Il progetto, molti di voi avranno già colto l’analogia, ricorda moltissimo quello del SETI@HOME (progetto che mira all’utilizzo di differenti PC residenziali e non connessi ad internet per la ricerca di forme extra-terresti nell’universo).
L’analogia si ferma qui però: questa volta non si tratta di individuare forme di vita intelligenti, ma di combattere lo SPAM, tanto per cambiare.
Il Captcha (Completely Automated Public Turing test to tell Computers and Humans Apart), è un sistema molto diffuso ed esistente già da diversi anni in rete; si tratta di una forma base di distinzione tra macchine ed esseri umani, basata sul principio che una macchina non possa leggere determinati simboli.
Viene richiesto alle utenze di ricopiare dunque questi simboli in un box appositamente creato, per far si che la procedura, qualunque essa sia (postare in un blog, mandare una mail, riempire un form, etc.), venga avviata.
I codici di un captcha sono costruiti in base a sequenze di lettere e numeri presentate in forma non convenzionale (sbarrate, tratteggiate, in maniera non lineare, etc.). Questo impedisce a un BOT di avviare una procedura automatica di registrazione.
Ecco dunque reCaptcha creato e messo a punto dalla Carnegie Mellon University che aggiunge, al sistema tradizionale, un’interessante variante. L’utente deve prima ricopiare il classico codice come in un comune Captcha, in seguito viene chiesto di ricopiare anche un’altra stringa di testo.
Nel caso in cui l’utente dia prova di non essere un BOT, sorpassando con successo la prima prova, potrà essere ritenuto affidabile per la seconda.
Cerchiamo di essere più chiari. L’idea in sostanza è questa: anziché fare in modo che la parola da “tradurre” sia qualcosa privo di significato, facciamo in modo che l’utente venga chiamato a ricopiare delle immagini digitali di frasi di libri, saggi, capolavori della letteratura.
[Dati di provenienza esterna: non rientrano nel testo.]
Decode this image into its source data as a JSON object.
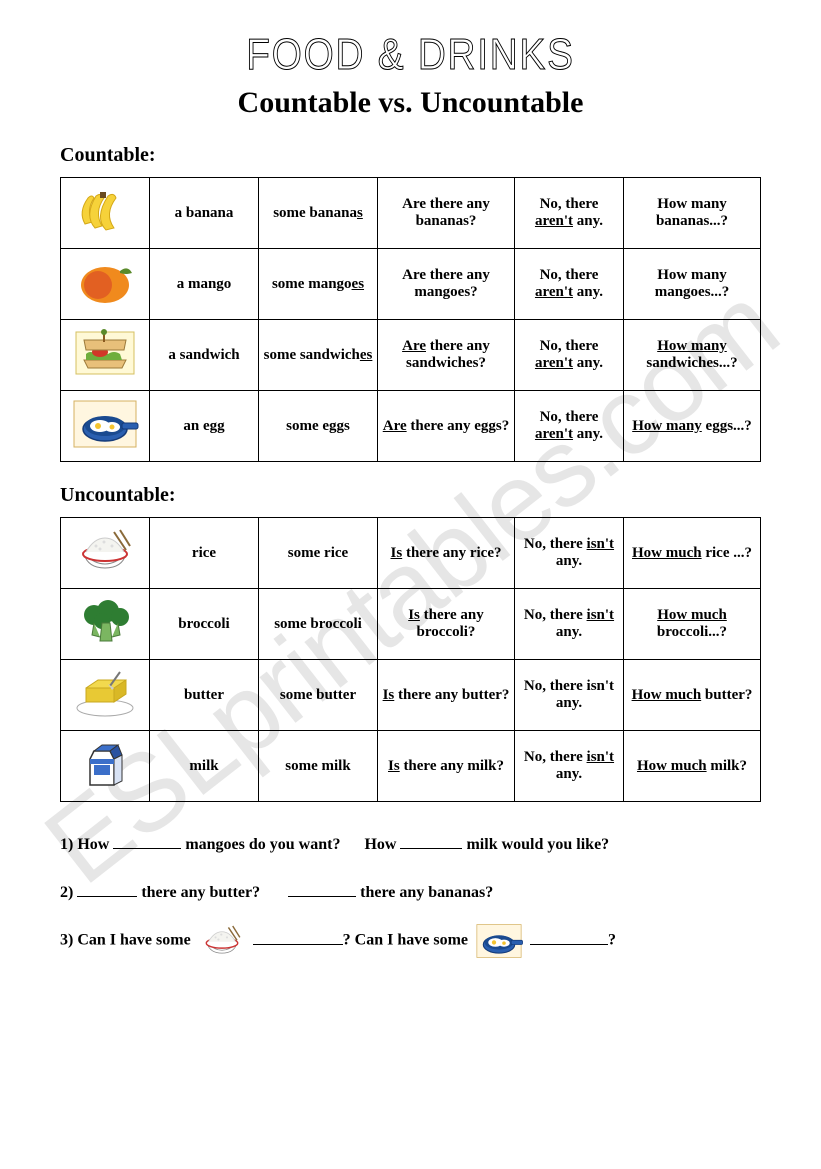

È qui che bisogna fare attenzione: attraverso questo lavoro manuale di milioni di utenze nel mondo si riescono a velocizzare di molto le digitalizzazioni dei libri cartacei che presentano non pochi problemi, specie nel riconoscimento di alcune parole che possono essere scambiate per altre. Le macchine per la digitalizzazione possono avere dei problemi nell’identificazione, gli uomini no.
Attenzione però, la parola “trascritta” per essere considerata valida dovrà ottenere almeno tre conferme da parte di utenze diverse, onde evitare errori nella digitalizzazione successiva.
Il software risulta disponibile attraverso un’applicazione API che chiunque può utilizzare nel proprio sito o per proteggere il proprio indirizzo e-mail, contribuendo in questo modo al progetto.
Progetto, questo di Carnegie Mellon, che è ancora in fase di sviluppo ed è stato già ampiamente supportato da grandi aziende quali Novell e Intel.
Nel primo giorno di prova, quando il sistema era stato adottato solamente da 150 siti, sono state digitalizzate 8,000 parole.
Parole che vengono inviate all’Internet Archive Project; il direttore, Brewster Kahle, ha commentato su NetworkWorld:
«Penso sia un’idea brillante usare internet per correggere gli errori dei computer. Questo è un esempio del perché sia importante avere collezioni aperte di dominio pubblico. La gente lavora insieme per costruire un sistema buono e libero».
Un progetto interessante e intelligente al quale va tutto il mio supporto, morale e pratico.
Un’iniziativa intelligente che potremmo definire anche “socialmente” e culturalmente utile.
I libri digitalizzati andranno ad arricchire gli “scaffali” dell’Internet Archive.